FIND walks the list backward from LATEST (the most recent entry). For each entry:

  1. Skip if HIDDEN flag is set
  2. Compare name length, then bytes (case-insensitive)
  3. If match: return the entry address, WordId (from code field), and IMMEDIATE flag
  4. Otherwise follow the link to the previous entry

This means later definitions shadow earlier ones, and words being compiled (HIDDEN) are invisible to FIND until ; reveals them.

Primitives: Two Kinds

IR Primitives

Most built-in words are defined as IR sequences and compiled to WASM like any user-defined word:

self.register_primitive("DUP",  false, vec![IrOp::Dup])?;
self.register_primitive("+",    false, vec![IrOp::Add])?;
self.register_primitive("OVER", false, vec![IrOp::Over])?;
self.register_primitive("ABS",  false, vec![IrOp::Dup, IrOp::ZeroLt,
    IrOp::If { then_body: vec![IrOp::Negate], else_body: None }])?;

The codegen translates each IrOp to inline WASM instructions. For example, IrOp::Dup becomes:

;; peek: read top-of-stack without popping
(global.get $dsp)
(i32.load)              ;; TOS value now on WASM operand stack

;; push_via_local: store value back to a new stack slot
(local.set 0)           ;; save to scratch local
(global.get $dsp)       ;; dsp -= 4 (grow stack)
(i32.const 4)
(i32.sub)
(global.set $dsp)
(global.get $dsp)       ;; mem[dsp] = saved value
(local.get 0)
(i32.store)

Host Primitives

Words that need access to Rust-side state (output buffer, dictionary, user variables) are implemented as Rust closures and placed directly in the function table:

let func = Func::new(&mut store, void_type, move |mut caller, _, _| {
    // Read/write memory and globals via wasmtime's Caller API
    Ok(())
});
self.register_host_primitive(".", false, func)?;

Examples: . (print number), HERE (return user data pointer), WORDS (list dictionary), TYPE (print string from memory).

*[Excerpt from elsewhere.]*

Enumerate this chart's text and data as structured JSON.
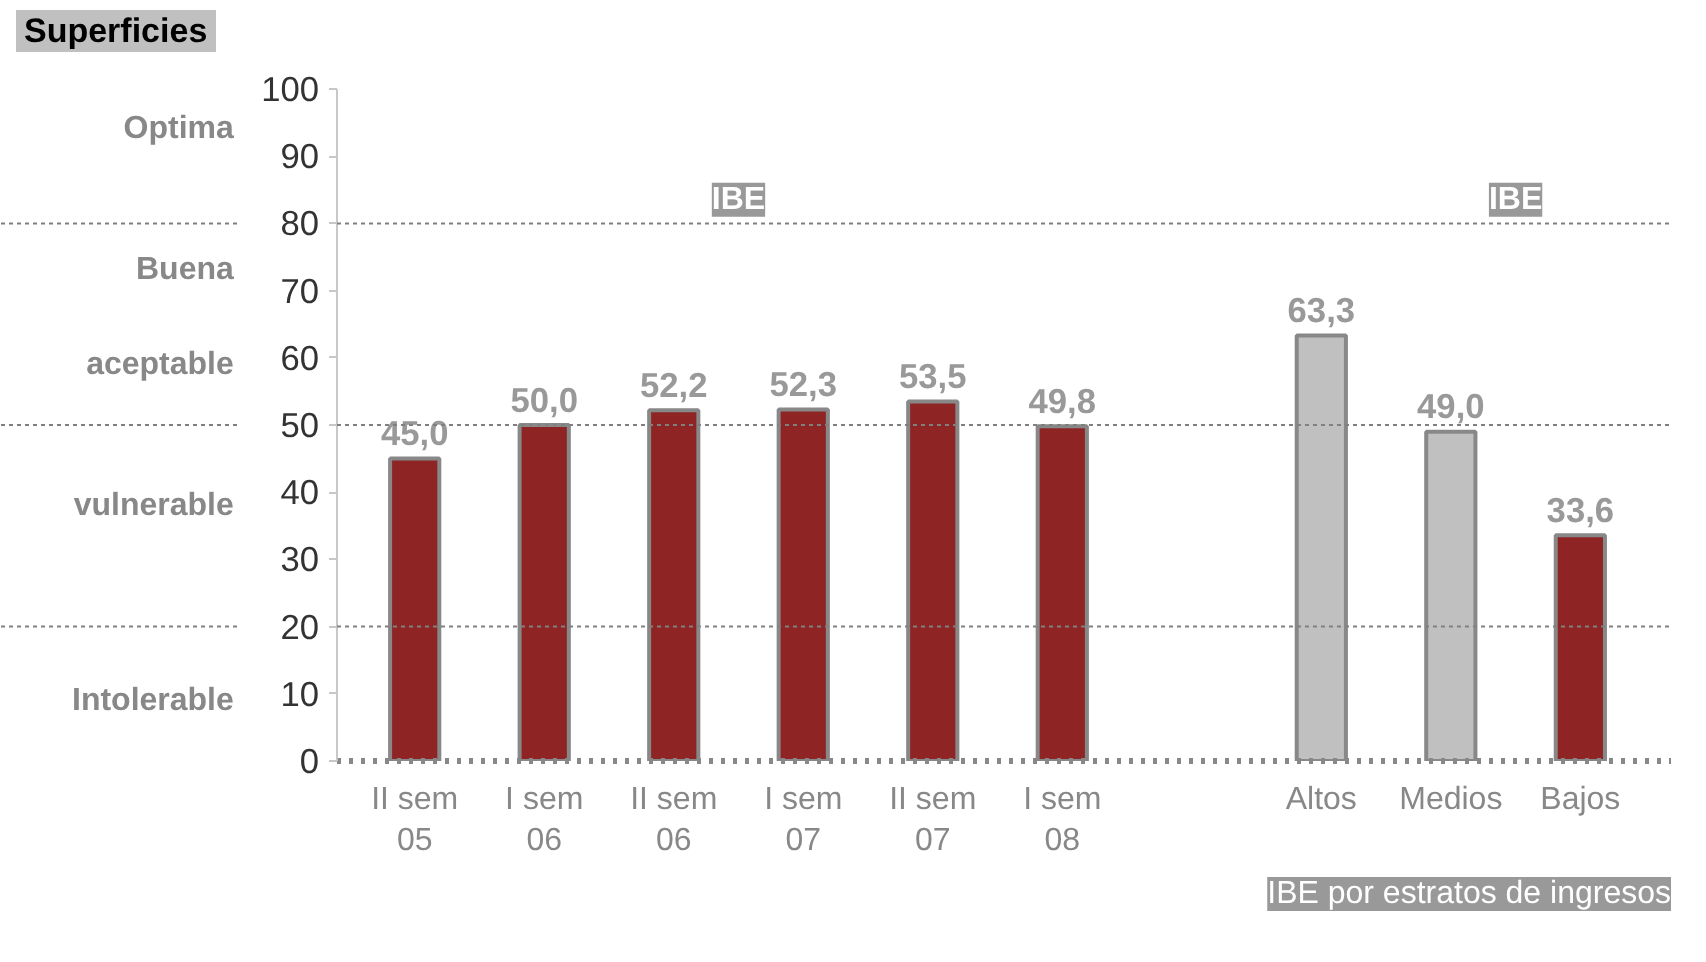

Note: EMIT is an IR primitive -- it compiles to WASM code that calls the imported emit host function. This is different from host primitives like ., which are Rust closures placed directly in the function table.

What WAFER Does NOT Create on Disk

WAFER generates all WASM modules in memory. No .wasm files are written to disk. No caches, no configuration files, no persistent state. Every time you start WAFER, it rebuilds everything from scratch.

The CONSOLIDATE word (available at the REPL and in source files) recompiles all defined words into a single optimized WASM module with direct call instructions. The wafer build subcommand compiles Forth source to standalone .wasm files or native executables.

Running the Tests

cargo test --workspace              # All tests (~450)
cargo test -p wafer-core --test compliance   # Forth 2012 compliance suite
cargo test -p wafer-core --test comparison -- --nocapture --ignored  # vs gforth benchmarks
cargo run -p wafer -- file.fth      # Execute a Forth source file
echo '5 3 + .' | cargo run -p wafer # Pipe input (non-interactive)

Test helpers in outer.rs for writing Rust-side tests:

assert_eq!(eval_output("5 3 + ."), "8 ");
assert_eq!(eval_stack("1 2 3"), vec![1, 2, 3]);